Les chercheurs ont d’abord laissé les fourmis commencer à découper des films de laboratoire frottés avec des feuilles de ronces écrasées ou de l’huile de rose pour les rendre attrayants. Ensuite, une fois que les fourmis ont commencé à découper le film avec satisfaction, les chercheurs ont réalisé un leurre et ils ont placé un morceau de papier avec une petite découpe en forme de tête entre le corps de la fourmi et le film qu’elle était en train de mâcher.
Une fourmi coupeuse de feuilles découpe un morceau de film. En haut à gauche : début de la découpe, la patte arrière la plus proche tenant le bord du film. En haut à droite : à mi-chemin de la découpe, les deux pattes arrière tenant le bord. En bas à gauche : la coupe est presque terminée, la deuxième patte arrière tient le bord. En bas à droite : coupe terminée. (Daniela Römer)
Les fourmis ne pouvaient donc pas s’orienter en touchant le bord de la feuille avec leurs pattes arrière. Cette situation peut sembler délicate pour une petite fourmi, mais elle a tout de même pu finir de découper son morceau.
Vidéo tirée de l’étude : Deux exemples d’ouvrières coupant un fragment d’une fine pseudo-feuille. Exemple 1 : comportement habituel de coupe avec un bord de feuille en rotation de 180°. Exemple 2 : expérience de manipulation, dans laquelle une feuille de papier a été introduite entre les ouvrières et la pseudo-feuille pour empêcher le contact des pattes avec la feuille. (Daniela Römer, Rebecca Exl et Flavio Roces/ Journal of Experimental Biology)
Selon les chercheurs :
Les fourmis ont pu couper des fragments même lorsque le contact des six pattes avec le bord était entravé, ce qui indique l’utilisation d’informations sensorielles supplémentaires.
Il convient toutefois de noter que les fragments découpés de cette manière étaient plus petits, mais le fait qu’elles aient pu finir de les découper montre qu’il s’est passé quelque chose d’autre.

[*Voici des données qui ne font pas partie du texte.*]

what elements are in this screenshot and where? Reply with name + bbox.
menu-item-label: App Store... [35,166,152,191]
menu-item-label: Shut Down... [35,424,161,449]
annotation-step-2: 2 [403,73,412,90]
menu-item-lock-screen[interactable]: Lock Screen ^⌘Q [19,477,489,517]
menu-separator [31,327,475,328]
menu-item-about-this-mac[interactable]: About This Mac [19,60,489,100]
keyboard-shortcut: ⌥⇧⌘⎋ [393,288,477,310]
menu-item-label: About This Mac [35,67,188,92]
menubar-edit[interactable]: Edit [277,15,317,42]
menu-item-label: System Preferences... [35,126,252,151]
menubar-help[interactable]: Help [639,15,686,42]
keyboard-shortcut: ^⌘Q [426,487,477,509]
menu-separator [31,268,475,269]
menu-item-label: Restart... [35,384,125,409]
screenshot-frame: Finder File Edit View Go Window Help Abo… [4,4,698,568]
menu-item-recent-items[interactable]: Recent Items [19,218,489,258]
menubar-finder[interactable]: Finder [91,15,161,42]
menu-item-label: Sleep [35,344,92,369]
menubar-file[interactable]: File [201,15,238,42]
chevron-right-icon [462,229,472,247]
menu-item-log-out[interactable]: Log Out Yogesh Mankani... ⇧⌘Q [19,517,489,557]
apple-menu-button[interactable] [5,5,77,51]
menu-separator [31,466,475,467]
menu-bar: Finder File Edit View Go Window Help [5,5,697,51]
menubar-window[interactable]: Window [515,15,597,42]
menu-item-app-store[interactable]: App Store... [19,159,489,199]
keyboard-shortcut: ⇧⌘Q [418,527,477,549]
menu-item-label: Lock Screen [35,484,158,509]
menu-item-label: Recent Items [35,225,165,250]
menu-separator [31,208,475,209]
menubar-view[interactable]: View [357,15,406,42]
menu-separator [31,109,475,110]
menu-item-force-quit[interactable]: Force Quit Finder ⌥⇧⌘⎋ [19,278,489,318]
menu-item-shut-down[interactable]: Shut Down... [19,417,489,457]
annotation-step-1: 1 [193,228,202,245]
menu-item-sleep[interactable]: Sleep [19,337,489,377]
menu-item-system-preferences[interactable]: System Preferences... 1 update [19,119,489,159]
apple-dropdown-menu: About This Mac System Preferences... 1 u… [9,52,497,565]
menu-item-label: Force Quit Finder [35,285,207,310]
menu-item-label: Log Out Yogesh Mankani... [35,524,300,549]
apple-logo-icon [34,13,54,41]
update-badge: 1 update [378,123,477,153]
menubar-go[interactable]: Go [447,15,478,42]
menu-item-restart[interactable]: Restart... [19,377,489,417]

C’est là que le rasage (ou l’ablation) est intervenu. L’équipe a soigneusement rasé les poils du cou d’environ 80 fourmis en utilisant un capillaire en verre cassé monté sur un cristal piézoélectrique vibrant… en somme, ils ont fabriqué des rasoirs électriques miniatures.
Les chercheurs ont constaté que lorsque les fourmis rasées avaient encore accès au bord de la feuille, elles pouvaient couper un demi-cœur sans problème. Mais lorsque les fourmis rasées n’avaient plus accès au bord de la feuille, elles étaient complètement perdues. Elles ont commencé à produire des fragments de forme aléatoire, tout à fait différents des morceaux en forme de cœur auxquels les chercheurs étaient habitués.
Les chercheurs écrivent dans leur étude :
Tant que les fourmis sont en contact avec le bord de la feuille, les informations sensorielles provenant de ce bord sont utilisées pour contrôler la trajectoire de coupe, indépendamment des informations sensorielles fournies par les mouvements de la tête. Lorsque les ouvrières n’ont pas de contact avec le bord de la feuille, elles peuvent continuer à contrôler leur trajectoire de coupe en utilisant les informations fournies par les [poils ou] mécanorécepteurs du cou. Lorsque les informations provenant des deux mécanismes de rétroaction sont complètement exclues, les ouvrières perdent le contrôle de la trajectoire de coupe.
L’étude publiée dans le Journal of Experimental Biology : Two feedback mechanisms involved in the control of leaf fragment size in leaf-cutting ants.